With the London Book Fair just underway a number of deals have been announced:

HarperCollins has signed a two book deal with Prince Charles. The first title, which HC acquired world rights to, is about stewardship and is called Harmony. Harper's Jonathan Burnham, along with HC's Lisa Sharkey, negotiated the deal with agent Robert Barnett. The Prince of Wales will be edited by Matt Harper in the U.S. and Myles Archibald in the U.K. and the book is slated for a 2010 publication. A picture book adaptation is also planned and Katherine Tegen, of HC Children's Books, will be overseeing that publication, planned for 2011. Speaking to the book, HC said it will be about the Prince of Wales's view that "in our relentless pursuit of economic growth and technological progress we have become dangerously disconnected from Nature." The British royal said, in a statement from HC, that he feels "true ‘sustainability’ depends fundamentally upon us shifting our perception and widening our focus, so that we understand, again, that we have a sacred duty of stewardship of the natural order of things."

In an auction that concluded last week, Free Press senior editor Emily Loose acquired North American rights to Little Bets, a business book by Peter Sims; Christy Fletcher at Fletcher & Co. made the six-figure sale. Using examples as far-flung as Chris Rock, Beethoven, P&G and Pixar, Sims will show how small, strategically placed bets that are worked through a rigorous process of refinement and feedback can produce big outcomes. Drawing on elements of experimental innovation and design thinking, the book aims to encourage people to take calculated risks even in risk-averse environments. Sims, an executive adviser, is the coauthor (with Bill George) of True North: Discover Your Authentic Leadership, published by Jossey-Bass in 2007. Free Press hasn't determined a pub date yet; foreign rights are on offer from Fletcher & Co. at LBF this week.

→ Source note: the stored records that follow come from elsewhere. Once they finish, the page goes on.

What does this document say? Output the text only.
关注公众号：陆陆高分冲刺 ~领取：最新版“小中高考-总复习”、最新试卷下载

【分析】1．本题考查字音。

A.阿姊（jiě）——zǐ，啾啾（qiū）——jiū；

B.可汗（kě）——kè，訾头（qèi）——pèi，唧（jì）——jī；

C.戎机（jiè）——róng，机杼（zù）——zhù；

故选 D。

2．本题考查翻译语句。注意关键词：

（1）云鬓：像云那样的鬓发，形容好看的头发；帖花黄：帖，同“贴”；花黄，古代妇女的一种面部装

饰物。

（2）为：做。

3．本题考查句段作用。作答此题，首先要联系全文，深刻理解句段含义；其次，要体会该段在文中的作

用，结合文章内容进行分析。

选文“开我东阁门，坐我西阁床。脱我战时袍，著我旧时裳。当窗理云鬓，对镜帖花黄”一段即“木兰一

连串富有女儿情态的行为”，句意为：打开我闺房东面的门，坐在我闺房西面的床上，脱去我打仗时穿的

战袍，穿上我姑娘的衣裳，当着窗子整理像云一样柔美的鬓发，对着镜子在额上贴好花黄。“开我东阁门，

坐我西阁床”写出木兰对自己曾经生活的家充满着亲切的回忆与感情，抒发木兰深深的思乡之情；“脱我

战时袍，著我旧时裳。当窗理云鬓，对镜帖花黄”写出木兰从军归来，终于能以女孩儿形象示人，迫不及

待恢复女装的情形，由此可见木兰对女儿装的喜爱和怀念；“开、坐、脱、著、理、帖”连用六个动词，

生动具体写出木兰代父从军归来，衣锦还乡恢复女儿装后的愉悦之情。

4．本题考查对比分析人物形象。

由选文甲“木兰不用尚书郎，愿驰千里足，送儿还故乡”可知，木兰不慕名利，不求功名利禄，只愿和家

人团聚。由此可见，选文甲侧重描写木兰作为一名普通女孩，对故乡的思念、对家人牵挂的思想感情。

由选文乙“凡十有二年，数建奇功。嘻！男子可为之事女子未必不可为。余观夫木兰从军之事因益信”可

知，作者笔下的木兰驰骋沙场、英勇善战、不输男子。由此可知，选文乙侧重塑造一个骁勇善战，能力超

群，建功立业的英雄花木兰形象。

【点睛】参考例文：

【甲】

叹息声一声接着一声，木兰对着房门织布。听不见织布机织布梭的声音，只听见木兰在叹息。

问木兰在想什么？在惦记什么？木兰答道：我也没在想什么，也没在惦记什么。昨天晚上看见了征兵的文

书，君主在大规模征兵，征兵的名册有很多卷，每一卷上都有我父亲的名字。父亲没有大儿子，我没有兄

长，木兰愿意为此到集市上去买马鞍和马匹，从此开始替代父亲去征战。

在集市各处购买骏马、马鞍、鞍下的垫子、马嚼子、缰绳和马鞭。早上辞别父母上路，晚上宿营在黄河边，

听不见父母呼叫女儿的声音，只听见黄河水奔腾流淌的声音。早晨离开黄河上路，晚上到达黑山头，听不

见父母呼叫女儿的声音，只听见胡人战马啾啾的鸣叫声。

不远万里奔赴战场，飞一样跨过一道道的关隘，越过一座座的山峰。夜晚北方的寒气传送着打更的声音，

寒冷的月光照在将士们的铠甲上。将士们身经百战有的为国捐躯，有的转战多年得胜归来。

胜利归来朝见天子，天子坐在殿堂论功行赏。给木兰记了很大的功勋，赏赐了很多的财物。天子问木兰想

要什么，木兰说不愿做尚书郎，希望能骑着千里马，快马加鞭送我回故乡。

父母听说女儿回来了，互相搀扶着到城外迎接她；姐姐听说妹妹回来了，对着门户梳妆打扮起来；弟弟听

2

In another auction from last week that resulted in a six-figure sale, Mollie Glick at Foundry Literary + Media sold Ellen Bryson's debut novel, Hungry, to Helen Atsma at Holt. The book, set in 1860s New York City, is slated for a summer 2010 release and is about the "human prodigies" at P.T. Barnum's American Museum. (The "prodigies," such as the bearded lady and human skeleton, are known less poltically correctly as freaks.) Foundry will be selling foreign rights in London; Glick said she's been getting in a lot of requests about the title from foreign scouts.

And, in a hat trick just before the Fair, the Jean Naggar Literary Agency closed on three titles. The first, Aidan Donnelley Rowley's debut novel Blackberry Girl, went to Avon in a five figure deal. Jean Naggar brokered the sale for Donnelley Rowley, an associate at a Manhattan law firm. The novel follows a young, newly-engaged New York City attorney who starts to question her seemingly-perfect and impending nuptials. Jennifer Weltz sold Susan Kelley's novel, By Accident, to Claiborne Hancock at Pegasus; the book follows a grieving mother whose teenage daughter recently just died, and whose life is precariously reinvigorated when a handsome younger man moves in next door. And, in a five figure deal, Jennifer Weltz also sold Sandra Worth's The Pale Rose of England to Jackie Cantor at Berkley Books. The novel, historical fiction, follows Lady Catherine, wife of the Duke of York, who is given over to the king after her husband, Pretender to the throne of England, is put away. Weltz is in London handling foreign rights for the agency.